When science takes a back seat

It is fair to say that politics and money usually trump science in the short term, under enough social duress. Records now show that the Japanese government set radiation exposure levels for evacuation zones around Fukushima based not on health safety but on a desire to limit the magnitude and cost of population flight.  A 5 millisievert threshold was thrown out in favor of 20 millisieverts, because officials feared that otherwise too many people would be unable to return home and the cost of compensating them would be too high.

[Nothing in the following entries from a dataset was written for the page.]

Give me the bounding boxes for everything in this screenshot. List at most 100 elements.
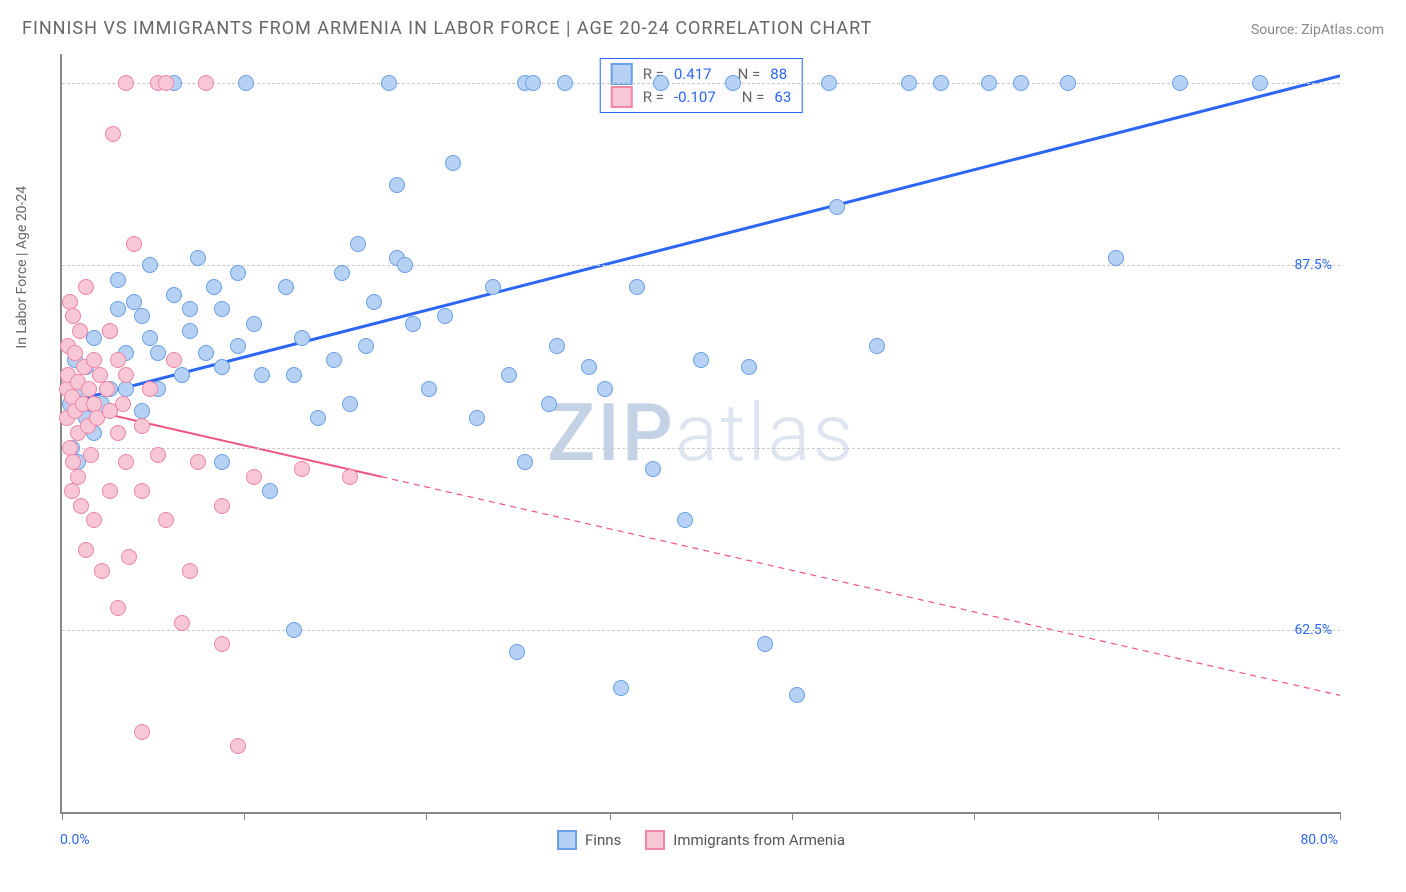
watermark-rest: atlas [675, 386, 855, 480]
data-point [198, 75, 214, 91]
data-point [869, 338, 885, 354]
data-point [789, 687, 805, 703]
data-point [118, 381, 134, 397]
data-point [677, 512, 693, 528]
watermark: ZIPatlas [547, 386, 855, 480]
data-point [829, 199, 845, 215]
data-point [73, 498, 89, 514]
data-point [81, 381, 97, 397]
data-point [86, 330, 102, 346]
data-point [78, 279, 94, 295]
data-point [174, 367, 190, 383]
data-point [485, 279, 501, 295]
data-point [86, 512, 102, 528]
data-point [469, 410, 485, 426]
data-point [741, 359, 757, 375]
data-point [1108, 250, 1124, 266]
header-row: FINNISH VS IMMIGRANTS FROM ARMENIA IN LA… [22, 18, 1384, 39]
data-point [294, 330, 310, 346]
data-point [645, 461, 661, 477]
data-point [70, 469, 86, 485]
data-point [613, 680, 629, 696]
data-point [254, 367, 270, 383]
data-point [901, 75, 917, 91]
data-point [198, 345, 214, 361]
x-tick [244, 812, 245, 820]
data-point [72, 323, 88, 339]
stat-n-label: N = [738, 63, 761, 86]
x-tick-label: 0.0% [60, 832, 90, 848]
data-point [134, 308, 150, 324]
data-point [821, 75, 837, 91]
data-point [158, 512, 174, 528]
data-point [83, 447, 99, 463]
data-point [105, 126, 121, 142]
data-point [67, 345, 83, 361]
data-point [102, 323, 118, 339]
data-point [310, 410, 326, 426]
data-point [981, 75, 997, 91]
data-point [334, 265, 350, 281]
data-point [1013, 75, 1029, 91]
legend-swatch [611, 63, 633, 85]
data-point [214, 301, 230, 317]
data-point [182, 323, 198, 339]
data-point [1060, 75, 1076, 91]
data-point [517, 454, 533, 470]
data-point [62, 440, 78, 456]
data-point [725, 75, 741, 91]
data-point [158, 75, 174, 91]
data-point [509, 644, 525, 660]
y-tick-label: 87.5% [1294, 257, 1332, 273]
data-point [294, 461, 310, 477]
data-point [150, 345, 166, 361]
data-point [278, 279, 294, 295]
legend-swatch [611, 86, 633, 108]
data-point [437, 308, 453, 324]
source-label: Source: [1251, 22, 1298, 38]
data-point [121, 549, 137, 565]
stat-row: R = -0.107 N = 63 [611, 86, 792, 109]
data-point [342, 469, 358, 485]
data-point [230, 338, 246, 354]
data-point [581, 359, 597, 375]
data-point [150, 447, 166, 463]
data-point [397, 257, 413, 273]
data-point [230, 738, 246, 754]
data-point [933, 75, 949, 91]
data-point [342, 396, 358, 412]
data-point [262, 483, 278, 499]
data-point [102, 483, 118, 499]
data-point [110, 301, 126, 317]
data-point [110, 425, 126, 441]
data-point [286, 367, 302, 383]
correlation-stat-box: R = 0.417 N = 88 R = -0.107 N = 63 [600, 58, 803, 113]
data-point [134, 483, 150, 499]
data-point [86, 396, 102, 412]
data-point [182, 301, 198, 317]
data-point [557, 75, 573, 91]
x-tick [610, 812, 611, 820]
data-point [174, 615, 190, 631]
x-tick [974, 812, 975, 820]
x-axis-labels: 0.0%80.0% [60, 832, 1340, 852]
data-point [62, 294, 78, 310]
data-point [230, 265, 246, 281]
data-point [693, 352, 709, 368]
data-point [214, 454, 230, 470]
data-point [653, 75, 669, 91]
data-point [166, 352, 182, 368]
stat-n-value: 63 [774, 86, 791, 109]
plot-area: ZIPatlas R = 0.417 N = 88 R = -0.107 N =… [60, 54, 1340, 814]
x-tick [62, 812, 63, 820]
data-point [501, 367, 517, 383]
data-point [286, 622, 302, 638]
data-point [214, 636, 230, 652]
data-point [110, 600, 126, 616]
data-point [525, 75, 541, 91]
data-point [182, 563, 198, 579]
data-point [115, 396, 131, 412]
data-point [110, 352, 126, 368]
data-point [238, 75, 254, 91]
data-point [206, 279, 222, 295]
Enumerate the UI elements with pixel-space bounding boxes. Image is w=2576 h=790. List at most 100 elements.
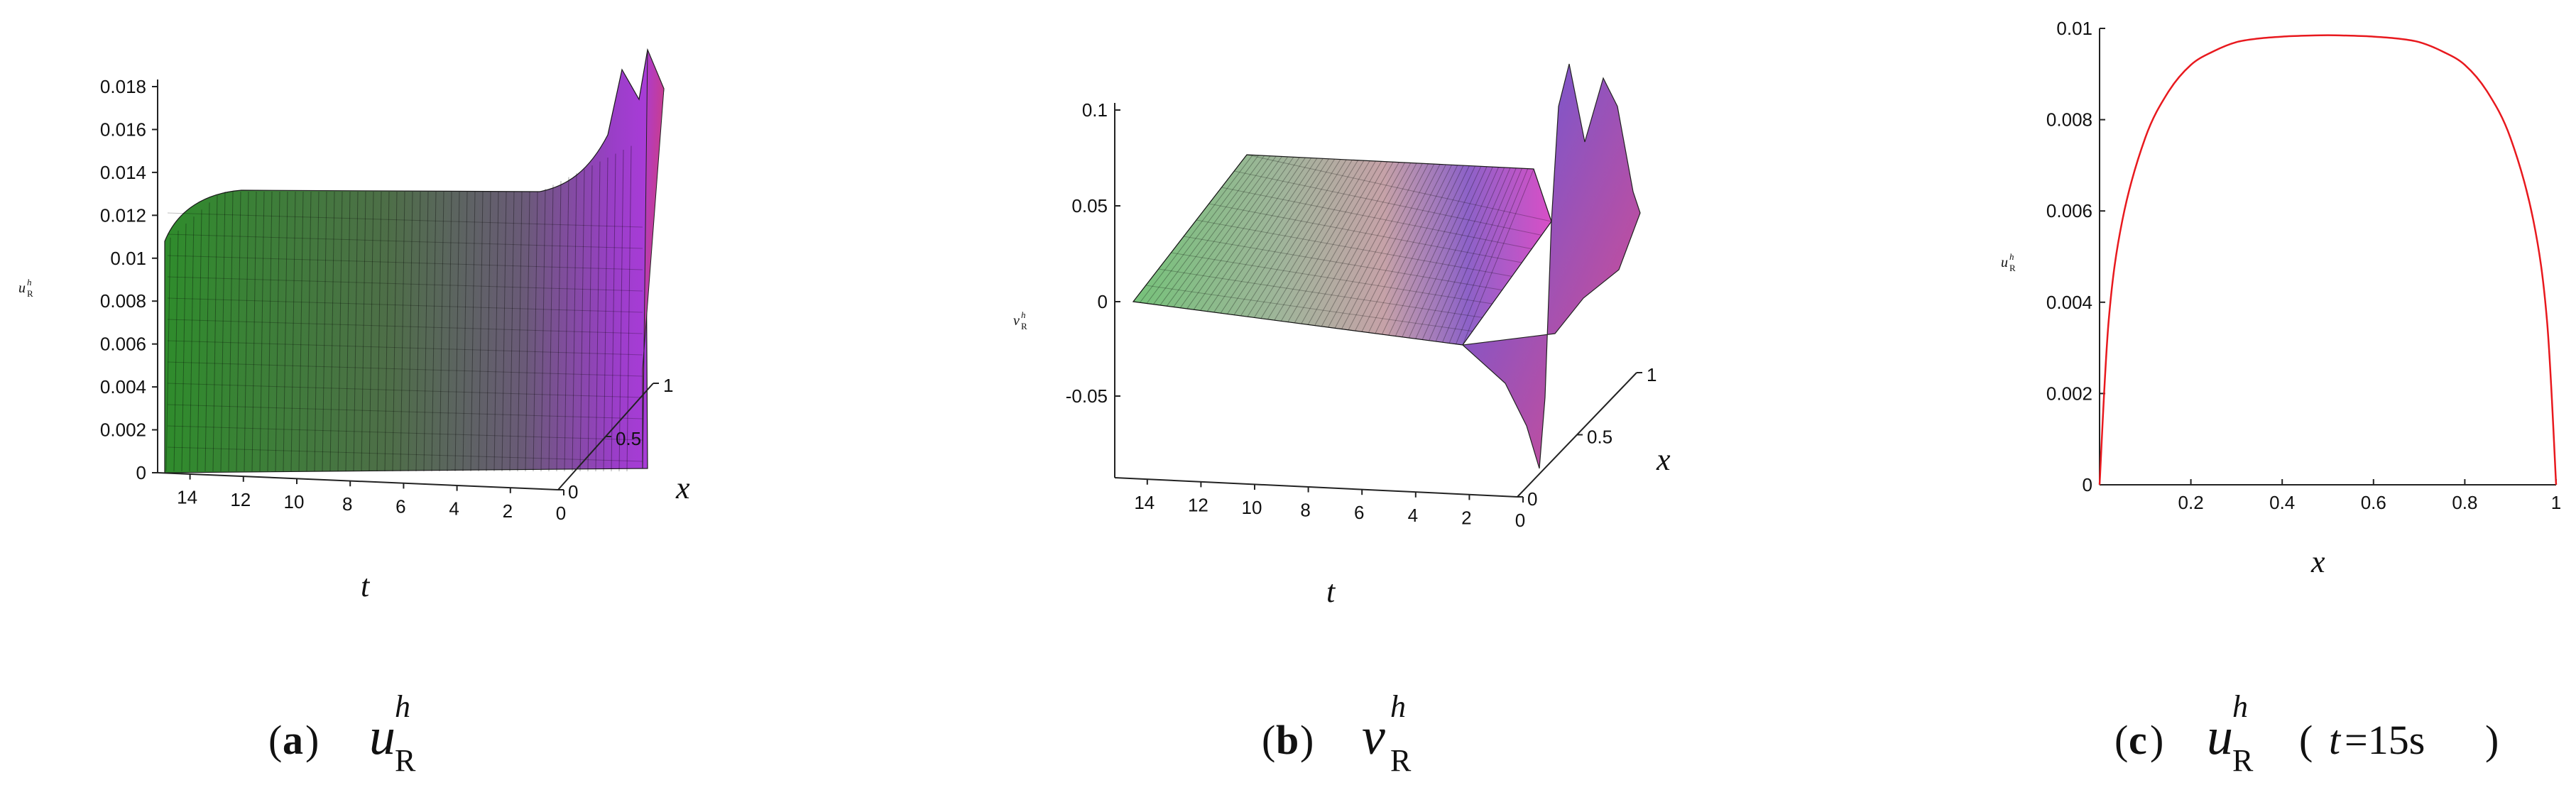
panel-b-mesh: [1133, 154, 1552, 346]
panel-c-x-ticks: 0.2 0.4 0.6 0.8 1: [2178, 479, 2561, 513]
panel-a-caption: ( a ) u h R: [268, 689, 416, 778]
t-tick-label: 14: [1134, 492, 1155, 513]
svg-text:h: h: [27, 277, 32, 287]
z-tick-label: 0.014: [100, 162, 146, 183]
svg-text:u: u: [2001, 255, 2008, 270]
panel-a-z-label: u h R: [18, 277, 33, 299]
z-tick-label: 0.004: [100, 376, 146, 397]
y-tick-label: 0.01: [2056, 18, 2092, 39]
panel-c-y-label: u h R: [2001, 251, 2016, 273]
y-tick-label: 0.002: [2046, 383, 2092, 404]
panel-b-z-ticks: -0.05 0 0.05 0.1: [1066, 99, 1120, 407]
panel-c-caption-cond-var: t: [2329, 717, 2342, 763]
t-tick-label: 8: [342, 493, 352, 515]
t-tick-label: 4: [449, 498, 459, 520]
svg-text:(: (: [2114, 717, 2128, 763]
t-tick-label: 8: [1300, 500, 1310, 521]
panel-a-t-ticks: 14 12 10 8 6 4 2 0: [177, 473, 566, 524]
panel-c-caption-sup: h: [2232, 689, 2248, 724]
z-tick-label: 0: [1098, 291, 1108, 312]
t-tick-label: 0: [556, 503, 566, 524]
z-tick-label: 0.018: [100, 76, 146, 97]
panel-c-caption-var: u: [2207, 708, 2233, 766]
panel-c-series-line: [2098, 34, 2558, 485]
t-tick-label: 12: [230, 489, 251, 510]
panel-b-z-label: v h R: [1013, 309, 1027, 331]
x-tick-label: 1: [1647, 364, 1657, 385]
x-tick-label: 0.5: [1587, 427, 1612, 448]
x-tick-label: 0: [1527, 488, 1537, 510]
svg-text:v: v: [1013, 313, 1020, 329]
panel-c-y-ticks: 0 0.002 0.004 0.006 0.008 0.01: [2046, 18, 2105, 495]
panel-b-caption-var: v: [1362, 708, 1385, 766]
y-tick-label: 0.008: [2046, 109, 2092, 131]
panel-b-caption: ( b ) v h R: [1262, 689, 1412, 778]
panel-b-x-label: x: [1656, 442, 1671, 477]
panel-a-t-label: t: [361, 569, 371, 603]
z-tick-label: 0.1: [1082, 99, 1108, 121]
x-tick-label: 1: [663, 375, 673, 396]
svg-text:(: (: [2299, 717, 2313, 763]
panel-b-surface: [1132, 154, 1552, 346]
x-tick-label: 0.2: [2178, 492, 2204, 513]
panel-c-points: [2099, 35, 2557, 485]
panel-a-t-axis: [157, 472, 559, 490]
panel-a-mesh: [165, 146, 643, 472]
panel-c-x-label: x: [2310, 544, 2325, 579]
y-tick-label: 0: [2083, 474, 2092, 495]
t-tick-label: 6: [395, 495, 405, 517]
panel-b-caption-letter: b: [1276, 717, 1299, 763]
panel-a-surface: [164, 48, 665, 473]
panel-a-caption-sup: h: [395, 689, 410, 724]
panel-a-x-label: x: [675, 471, 690, 505]
panel-b-caption-sub: R: [1390, 743, 1412, 778]
panel-a-surface-side: [642, 49, 665, 469]
t-tick-label: 6: [1354, 502, 1364, 523]
z-tick-label: 0.008: [100, 290, 146, 312]
z-tick-label: 0.006: [100, 334, 146, 355]
z-tick-label: 0.002: [100, 419, 146, 441]
panel-a-z-ticks: 0 0.002 0.004 0.006 0.008 0.01 0.012 0.014 0.016…: [100, 76, 158, 483]
svg-text:): ): [2485, 717, 2499, 763]
t-tick-label: 0: [1515, 510, 1525, 531]
svg-text:R: R: [27, 288, 33, 299]
panel-a: 0 0.002 0.004 0.006 0.008 0.01 0.012 0.014 0.016…: [18, 48, 690, 778]
panel-a-x-ticks: 00.51: [558, 375, 673, 503]
z-tick-label: -0.05: [1066, 385, 1108, 407]
panel-b-t-axis: [1114, 477, 1518, 498]
panel-b-caption-sup: h: [1390, 689, 1406, 724]
panel-b-t-label: t: [1326, 574, 1336, 609]
panel-a-caption-letter: a: [283, 717, 303, 763]
svg-text:R: R: [1021, 321, 1027, 331]
z-tick-label: 0.05: [1071, 195, 1108, 216]
t-tick-label: 12: [1188, 494, 1208, 515]
panel-c-caption: ( c ) u h R ( t =15s ): [2114, 689, 2499, 778]
svg-text:): ): [1300, 717, 1314, 763]
t-tick-label: 2: [503, 500, 513, 522]
t-tick-label: 10: [284, 491, 305, 512]
t-tick-label: 4: [1408, 505, 1418, 526]
panel-c-caption-letter: c: [2129, 717, 2147, 763]
svg-text:h: h: [1021, 309, 1026, 320]
svg-text:(: (: [268, 717, 282, 763]
t-tick-label: 2: [1461, 507, 1471, 528]
panel-b-t-ticks: 14 12 10 8 6 4 2 0: [1134, 478, 1525, 531]
z-tick-label: 0: [136, 462, 146, 483]
y-tick-label: 0.006: [2046, 200, 2092, 221]
x-tick-label: 0: [568, 481, 578, 503]
panel-b-x-ticks: 00.51: [1517, 364, 1657, 510]
y-tick-label: 0.004: [2046, 292, 2092, 313]
panel-a-caption-var: u: [369, 708, 395, 766]
panel-a-caption-sub: R: [395, 743, 416, 778]
x-tick-label: 0.6: [2361, 492, 2386, 513]
z-tick-label: 0.01: [110, 248, 146, 269]
svg-text:u: u: [18, 280, 26, 296]
svg-text:): ): [2150, 717, 2163, 763]
x-tick-label: 0.8: [2452, 492, 2477, 513]
svg-text:h: h: [2009, 251, 2014, 262]
panel-c-caption-sub: R: [2232, 743, 2254, 778]
x-tick-label: 0.4: [2269, 492, 2295, 513]
z-tick-label: 0.016: [100, 119, 146, 140]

Five years after the 1986 Chernobyl accident in Ukraine, a dose of 5 millisieverts was set as the tripwire for relocating residents for safety reasons.  But at Fukushima, areas falling in the range of 5 millisieverts would represent a loss of 13 percent of the territory of the prefecture, which was deemed untenable in a country with so many people living on so little land.  Five mSv is still more than three times the average annual dose from natural background radiation in Japan. The threshold level of 20 mSv/year is in stark contrast to the statutory legal limit imposed by a 1972 industrial safety regulation for the nuclear industry. For workers at a nuclear power plant, the maximum limit of exposure prescribed by law is 20 mSv/year and a cumulative dose of 100 mSv in five years. The law forbids the entry of ordinary citizens into controlled areas of the plant with a radiation dose of 1.3 mSv/quarter and further prohibits workers from eating, drinking or sleeping in those areas. It also prohibits pregnant women from being exposed to radiation in a controlled area of more than 2 mSv/year.